Ob und wie Krisenkommunikation im Kontext des Krisenmanagements erfolgreich gestaltet werden kann, ist von vielzähligen Faktoren abhängig. Zwingend erforderlich ist jedoch die Verfügbarkeit eines professionellen Kommunikations- beziehungsweise PR-Teams, welches auf Krisenszenarien umfassend vorbereitet ist und über Kommunikationsbausteine für unterschiedliche Interessensgruppen und Szenarien verfügt. Ein dezidierter Pressesprecher sollte ebenso wie weitere Mitglieder des Teams bereits Krisenkommunikationstrainings absolviert und bestenfalls Erfahrungen mit realen Krisensituationen gesammelt haben. Grundlage der Krisenkommunikation kann ein Krisenkommunikationshandbuch sein, welches wesentliche Maßnahmen der Krisenprävention darlegt. Auch wenn sich Krisen grundlegend in ihrer Entstehung und ihren Verläufen unterscheiden, so sollte Krisenkommunikation stets die zeitnahe Information mit verlässlichen Fakten, die Mitteilung der wichtigsten Fakten, die Übermittlung eines Bildes der Sicherheit und Situationskontrolle und, letztlich, den Schutz der Reputation des kommunizierenden Akteurs anstreben. Hierbei ist besonders darauf zu achten, die Kommunikation bereits in den frühen Erkennungsstadien einer Krise einzuleiten, um Kernbotschaften schnellstmöglich an alle Interessensgruppen übermitteln zu können. Im Falle weiterer Erkenntnisse sollten Statements unmittelbar aktualisiert werden. Empathie, Transparenz und eine grundlegende Präsenz eines Pressesprechers stellen überdies sicher, Ängste und Verwirrung in der Bevölkerung zu verringern, ein Gefühl der Ruhe zu verbreiten und möglicherweise gefahrvolle Missverständnisse und Falschinformationen sofort aus dem Weg zu räumen.

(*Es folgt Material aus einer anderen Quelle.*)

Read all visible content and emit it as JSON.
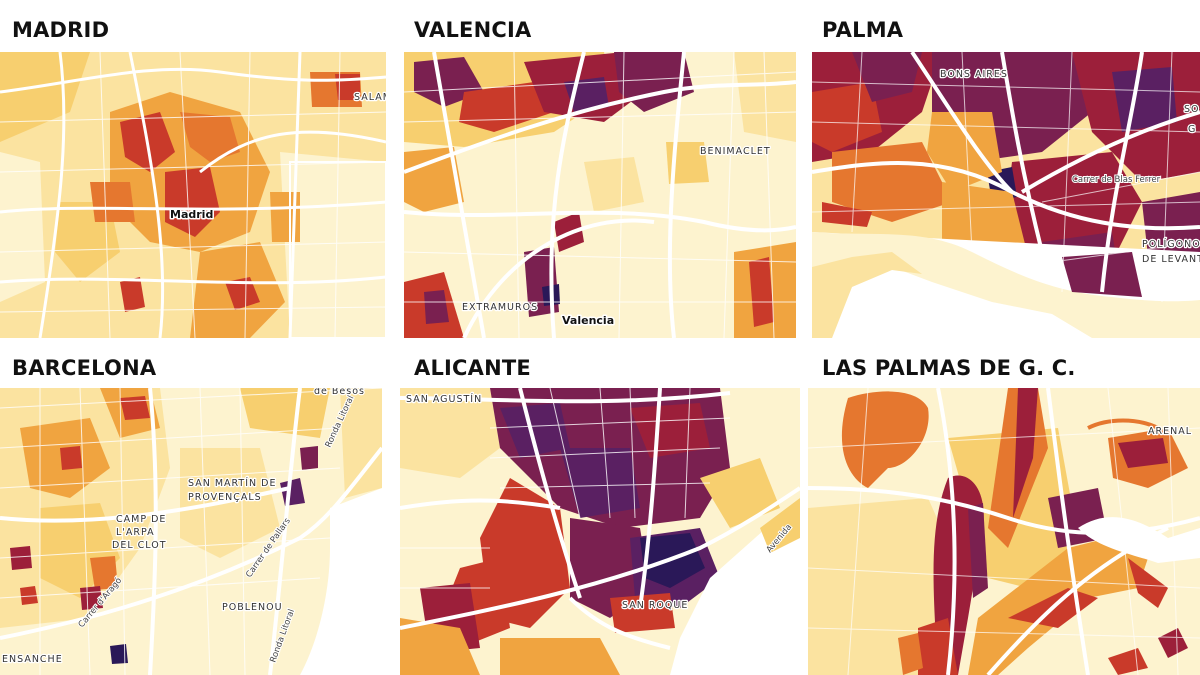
{
  "colors": {
    "pale": "#fdf3cf",
    "light": "#fbe3a0",
    "yellow": "#f7cf6f",
    "orange": "#f0a440",
    "darkorange": "#e5772f",
    "red": "#c93a2a",
    "crimson": "#9c1f3a",
    "plum": "#7a2050",
    "purple": "#5a2062",
    "navy": "#2a1858",
    "road": "#ffffff",
    "water": "#ffffff"
  },
  "maps": [
    {
      "id": "madrid",
      "title": "MADRID",
      "labels": [
        {
          "text": "Madrid",
          "kind": "city"
        },
        {
          "text": "SALAM",
          "kind": "district"
        }
      ]
    },
    {
      "id": "valencia",
      "title": "VALENCIA",
      "labels": [
        {
          "text": "BENIMACLET",
          "kind": "district"
        },
        {
          "text": "EXTRAMUROS",
          "kind": "district"
        },
        {
          "text": "Valencia",
          "kind": "city"
        }
      ]
    },
    {
      "id": "palma",
      "title": "PALMA",
      "labels": [
        {
          "text": "BONS AIRES",
          "kind": "district"
        },
        {
          "text": "Carrer de Blas Ferrer",
          "kind": "street"
        },
        {
          "text": "POLÍGONO",
          "kind": "district"
        },
        {
          "text": "DE LEVANT",
          "kind": "district"
        },
        {
          "text": "SO",
          "kind": "district"
        },
        {
          "text": "G",
          "kind": "district"
        }
      ]
    },
    {
      "id": "barcelona",
      "title": "BARCELONA",
      "labels": [
        {
          "text": "de Besòs",
          "kind": "district"
        },
        {
          "text": "Ronda Litoral",
          "kind": "street"
        },
        {
          "text": "SAN MARTÍN DE",
          "kind": "district"
        },
        {
          "text": "PROVENÇALS",
          "kind": "district"
        },
        {
          "text": "CAMP DE",
          "kind": "district"
        },
        {
          "text": "L'ARPA",
          "kind": "district"
        },
        {
          "text": "DEL CLOT",
          "kind": "district"
        },
        {
          "text": "Carrer de Pallars",
          "kind": "street"
        },
        {
          "text": "Carrer d'Aragó",
          "kind": "street"
        },
        {
          "text": "POBLENOU",
          "kind": "district"
        },
        {
          "text": "Ronda Litoral",
          "kind": "street"
        },
        {
          "text": "ENSANCHE",
          "kind": "district"
        }
      ]
    },
    {
      "id": "alicante",
      "title": "ALICANTE",
      "labels": [
        {
          "text": "SAN AGUSTÍN",
          "kind": "district"
        },
        {
          "text": "SAN ROQUE",
          "kind": "district"
        },
        {
          "text": "Avenida",
          "kind": "street"
        }
      ]
    },
    {
      "id": "laspalmas",
      "title": "LAS PALMAS DE G. C.",
      "labels": [
        {
          "text": "ARENAL",
          "kind": "district"
        }
      ]
    }
  ]
}
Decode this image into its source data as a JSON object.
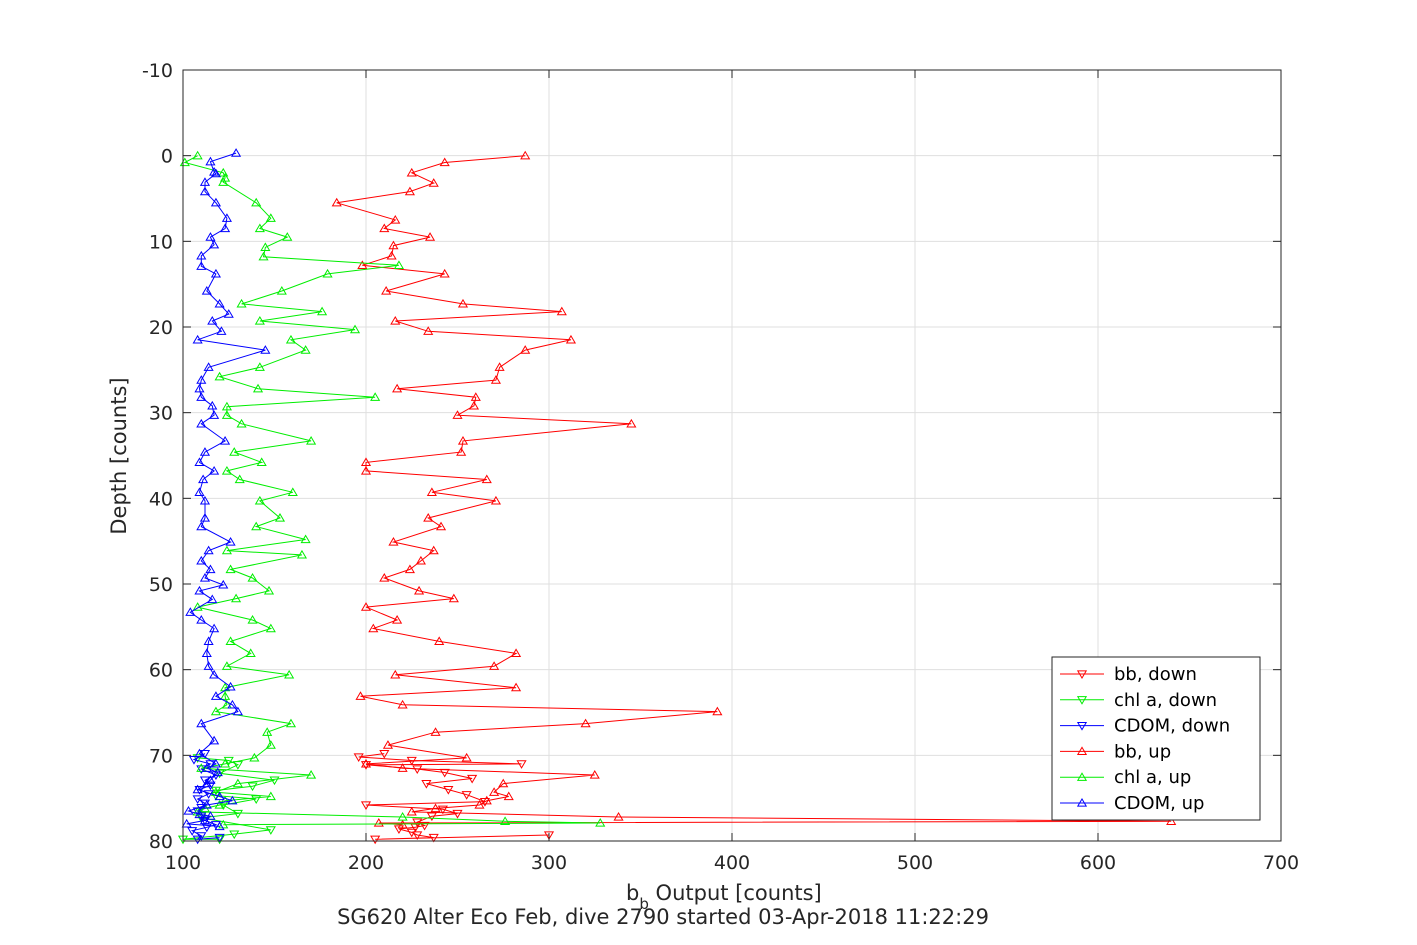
{
  "chart_data": {
    "type": "line",
    "title": "SG620 Alter Eco Feb, dive 2790 started 03-Apr-2018 11:22:29",
    "xlabel_main": "b",
    "xlabel_sub": "b",
    "xlabel_rest": " Output [counts]",
    "ylabel": "Depth [counts]",
    "xlim": [
      100,
      700
    ],
    "ylim": [
      -10,
      80
    ],
    "y_reversed": true,
    "x_ticks": [
      "100",
      "200",
      "300",
      "400",
      "500",
      "600",
      "700"
    ],
    "y_ticks": [
      "-10",
      "0",
      "10",
      "20",
      "30",
      "40",
      "50",
      "60",
      "70",
      "80"
    ],
    "grid": true,
    "legend_position": "bottom-right",
    "series": [
      {
        "name": "bb, down",
        "color": "#ff0000",
        "marker": "triangle-down",
        "points": [
          [
            300,
            79.3
          ],
          [
            205,
            79.8
          ],
          [
            237,
            79.6
          ],
          [
            228,
            79.3
          ],
          [
            225,
            79
          ],
          [
            218,
            78.6
          ],
          [
            227,
            78.4
          ],
          [
            232,
            78.2
          ],
          [
            228,
            77.8
          ],
          [
            236,
            77.1
          ],
          [
            250,
            76.8
          ],
          [
            242,
            76.3
          ],
          [
            200,
            75.8
          ],
          [
            265,
            75.4
          ],
          [
            255,
            74.6
          ],
          [
            245,
            74.0
          ],
          [
            233,
            73.3
          ],
          [
            258,
            72.7
          ],
          [
            243,
            72.0
          ],
          [
            228,
            71.6
          ],
          [
            200,
            71.1
          ],
          [
            285,
            71.0
          ],
          [
            225,
            70.6
          ],
          [
            196,
            70.2
          ],
          [
            210,
            69.8
          ]
        ]
      },
      {
        "name": "chl a, down",
        "color": "#00ee00",
        "marker": "triangle-down",
        "points": [
          [
            120,
            79.8
          ],
          [
            100,
            79.8
          ],
          [
            128,
            79.2
          ],
          [
            148,
            78.7
          ],
          [
            110,
            77.3
          ],
          [
            130,
            76.8
          ],
          [
            122,
            75.8
          ],
          [
            140,
            75.1
          ],
          [
            118,
            74.7
          ],
          [
            118,
            74.1
          ],
          [
            138,
            73.6
          ],
          [
            150,
            72.9
          ],
          [
            120,
            72.1
          ],
          [
            130,
            71.1
          ],
          [
            125,
            70.6
          ],
          [
            108,
            70.3
          ]
        ]
      },
      {
        "name": "CDOM, down",
        "color": "#0000ff",
        "marker": "triangle-down",
        "points": [
          [
            120,
            79.6
          ],
          [
            108,
            79.8
          ],
          [
            110,
            79.4
          ],
          [
            105,
            78.8
          ],
          [
            113,
            78.4
          ],
          [
            118,
            78.1
          ],
          [
            112,
            77.6
          ],
          [
            110,
            77.1
          ],
          [
            108,
            76.5
          ],
          [
            110,
            76.1
          ],
          [
            112,
            75.6
          ],
          [
            108,
            75.1
          ],
          [
            114,
            74.5
          ],
          [
            109,
            74.0
          ],
          [
            115,
            73.5
          ],
          [
            112,
            72.9
          ],
          [
            118,
            72.3
          ],
          [
            110,
            71.6
          ],
          [
            115,
            71.0
          ],
          [
            106,
            70.5
          ],
          [
            112,
            69.8
          ]
        ]
      },
      {
        "name": "bb, up",
        "color": "#ff0000",
        "marker": "triangle-up",
        "points": [
          [
            287,
            0
          ],
          [
            243,
            0.8
          ],
          [
            225,
            2
          ],
          [
            237,
            3.2
          ],
          [
            224,
            4.2
          ],
          [
            184,
            5.5
          ],
          [
            216,
            7.5
          ],
          [
            210,
            8.5
          ],
          [
            235,
            9.5
          ],
          [
            215,
            10.5
          ],
          [
            214,
            11.7
          ],
          [
            198,
            12.8
          ],
          [
            243,
            13.8
          ],
          [
            211,
            15.8
          ],
          [
            253,
            17.3
          ],
          [
            307,
            18.2
          ],
          [
            216,
            19.3
          ],
          [
            234,
            20.5
          ],
          [
            312,
            21.5
          ],
          [
            287,
            22.7
          ],
          [
            273,
            24.7
          ],
          [
            271,
            26.2
          ],
          [
            217,
            27.2
          ],
          [
            260,
            28.2
          ],
          [
            259,
            29.2
          ],
          [
            250,
            30.3
          ],
          [
            345,
            31.3
          ],
          [
            253,
            33.3
          ],
          [
            252,
            34.6
          ],
          [
            200,
            35.8
          ],
          [
            200,
            36.8
          ],
          [
            266,
            37.8
          ],
          [
            236,
            39.3
          ],
          [
            271,
            40.3
          ],
          [
            234,
            42.3
          ],
          [
            241,
            43.3
          ],
          [
            215,
            45.1
          ],
          [
            237,
            46.1
          ],
          [
            230,
            47.3
          ],
          [
            224,
            48.3
          ],
          [
            210,
            49.3
          ],
          [
            229,
            50.8
          ],
          [
            248,
            51.7
          ],
          [
            200,
            52.7
          ],
          [
            217,
            54.2
          ],
          [
            204,
            55.2
          ],
          [
            240,
            56.7
          ],
          [
            282,
            58.1
          ],
          [
            270,
            59.6
          ],
          [
            216,
            60.6
          ],
          [
            282,
            62.1
          ],
          [
            197,
            63.1
          ],
          [
            220,
            64.1
          ],
          [
            392,
            64.9
          ],
          [
            320,
            66.3
          ],
          [
            238,
            67.3
          ],
          [
            212,
            68.8
          ],
          [
            255,
            70.3
          ],
          [
            200,
            71.0
          ],
          [
            220,
            71.5
          ],
          [
            325,
            72.3
          ],
          [
            275,
            73.3
          ],
          [
            270,
            74.3
          ],
          [
            278,
            74.8
          ],
          [
            266,
            75.3
          ],
          [
            262,
            75.8
          ],
          [
            238,
            76.2
          ],
          [
            225,
            76.6
          ],
          [
            338,
            77.2
          ],
          [
            640,
            77.7
          ],
          [
            207,
            77.9
          ],
          [
            220,
            78.1
          ]
        ]
      },
      {
        "name": "chl a, up",
        "color": "#00ee00",
        "marker": "triangle-up",
        "points": [
          [
            108,
            0
          ],
          [
            101,
            0.8
          ],
          [
            122,
            2
          ],
          [
            123,
            2.6
          ],
          [
            122,
            3.1
          ],
          [
            140,
            5.5
          ],
          [
            148,
            7.3
          ],
          [
            142,
            8.5
          ],
          [
            157,
            9.5
          ],
          [
            145,
            10.7
          ],
          [
            144,
            11.8
          ],
          [
            218,
            12.8
          ],
          [
            179,
            13.8
          ],
          [
            154,
            15.8
          ],
          [
            132,
            17.3
          ],
          [
            176,
            18.2
          ],
          [
            142,
            19.3
          ],
          [
            194,
            20.3
          ],
          [
            159,
            21.5
          ],
          [
            167,
            22.7
          ],
          [
            142,
            24.7
          ],
          [
            120,
            25.8
          ],
          [
            141,
            27.2
          ],
          [
            205,
            28.2
          ],
          [
            124,
            29.3
          ],
          [
            124,
            30.3
          ],
          [
            132,
            31.3
          ],
          [
            170,
            33.3
          ],
          [
            128,
            34.6
          ],
          [
            143,
            35.8
          ],
          [
            124,
            36.8
          ],
          [
            131,
            37.8
          ],
          [
            160,
            39.3
          ],
          [
            142,
            40.3
          ],
          [
            153,
            42.3
          ],
          [
            140,
            43.3
          ],
          [
            167,
            44.8
          ],
          [
            124,
            46.1
          ],
          [
            165,
            46.6
          ],
          [
            126,
            48.3
          ],
          [
            138,
            49.3
          ],
          [
            147,
            50.8
          ],
          [
            129,
            51.7
          ],
          [
            108,
            52.7
          ],
          [
            138,
            54.2
          ],
          [
            148,
            55.2
          ],
          [
            126,
            56.7
          ],
          [
            137,
            58.1
          ],
          [
            124,
            59.6
          ],
          [
            158,
            60.6
          ],
          [
            123,
            62.1
          ],
          [
            123,
            63.1
          ],
          [
            124,
            64.1
          ],
          [
            118,
            64.9
          ],
          [
            159,
            66.3
          ],
          [
            146,
            67.3
          ],
          [
            148,
            68.8
          ],
          [
            139,
            70.3
          ],
          [
            123,
            71.0
          ],
          [
            110,
            71.5
          ],
          [
            170,
            72.3
          ],
          [
            130,
            73.3
          ],
          [
            118,
            74.3
          ],
          [
            148,
            74.8
          ],
          [
            123,
            75.3
          ],
          [
            120,
            75.8
          ],
          [
            112,
            76.2
          ],
          [
            108,
            76.6
          ],
          [
            220,
            77.2
          ],
          [
            276,
            77.7
          ],
          [
            328,
            77.9
          ],
          [
            122,
            78.1
          ]
        ]
      },
      {
        "name": "CDOM, up",
        "color": "#0000ff",
        "marker": "triangle-up",
        "points": [
          [
            129,
            -0.3
          ],
          [
            115,
            0.7
          ],
          [
            117,
            1.9
          ],
          [
            118,
            2.1
          ],
          [
            112,
            3.1
          ],
          [
            112,
            4.2
          ],
          [
            118,
            5.5
          ],
          [
            124,
            7.3
          ],
          [
            123,
            8.5
          ],
          [
            115,
            9.5
          ],
          [
            117,
            10.4
          ],
          [
            110,
            11.7
          ],
          [
            110,
            12.9
          ],
          [
            118,
            13.8
          ],
          [
            113,
            15.8
          ],
          [
            120,
            17.3
          ],
          [
            125,
            18.5
          ],
          [
            116,
            19.3
          ],
          [
            121,
            20.5
          ],
          [
            108,
            21.5
          ],
          [
            145,
            22.7
          ],
          [
            114,
            24.7
          ],
          [
            110,
            26.2
          ],
          [
            109,
            27.2
          ],
          [
            110,
            28.2
          ],
          [
            116,
            29.2
          ],
          [
            117,
            30.3
          ],
          [
            110,
            31.3
          ],
          [
            123,
            33.3
          ],
          [
            112,
            34.6
          ],
          [
            109,
            35.8
          ],
          [
            117,
            36.8
          ],
          [
            111,
            37.8
          ],
          [
            109,
            39.3
          ],
          [
            112,
            40.3
          ],
          [
            112,
            42.3
          ],
          [
            110,
            43.3
          ],
          [
            126,
            45.1
          ],
          [
            114,
            46.1
          ],
          [
            110,
            47.3
          ],
          [
            115,
            48.3
          ],
          [
            112,
            49.3
          ],
          [
            122,
            50.1
          ],
          [
            109,
            50.8
          ],
          [
            116,
            51.8
          ],
          [
            104,
            53.3
          ],
          [
            110,
            54.2
          ],
          [
            117,
            55.2
          ],
          [
            114,
            56.7
          ],
          [
            113,
            58.1
          ],
          [
            114,
            59.6
          ],
          [
            117,
            60.6
          ],
          [
            126,
            62.0
          ],
          [
            118,
            63.1
          ],
          [
            127,
            64.1
          ],
          [
            130,
            64.9
          ],
          [
            110,
            66.3
          ],
          [
            117,
            68.3
          ],
          [
            109,
            69.8
          ],
          [
            118,
            71.0
          ],
          [
            113,
            71.5
          ],
          [
            119,
            72.0
          ],
          [
            115,
            72.9
          ],
          [
            113,
            73.3
          ],
          [
            108,
            74.0
          ],
          [
            120,
            74.8
          ],
          [
            127,
            75.3
          ],
          [
            113,
            75.8
          ],
          [
            103,
            76.5
          ],
          [
            109,
            76.9
          ],
          [
            115,
            77.1
          ],
          [
            112,
            77.6
          ],
          [
            102,
            78.0
          ],
          [
            120,
            78.3
          ]
        ]
      }
    ]
  }
}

Wie das Beispiel des Münchner Polizeisprechers demonstrierte, ist eine klare, zeitnahe und transparente Kommunikation mit sämtlichen Interessensgruppen ein obligatorischer Schlüssel zur erfolgreichen Krisenbewältigung. Mithilfe seiner ruhigen und sachlichen Art wirkte der Münchner Polizeipressesprecher etwa 66 Falschmeldungen, die während der Täterfahndung verbreitet wurden, unverzüglich entgegen – und verhinderte somit eine zunehmende Eskalation der Lage.
Eine professionelle Krisenkommunikation schafft und erhält Vertrauen. Sie kann einen elementaren Ruhepol bereitstellen und Einzelpersonen, Unternehmen, Behörden und andere Akteure verlässlich durch Extremsituationen hindurchführen. Im Krisenfall macht eine professionelle Kommunikation mit Sicherheit den Unterschied.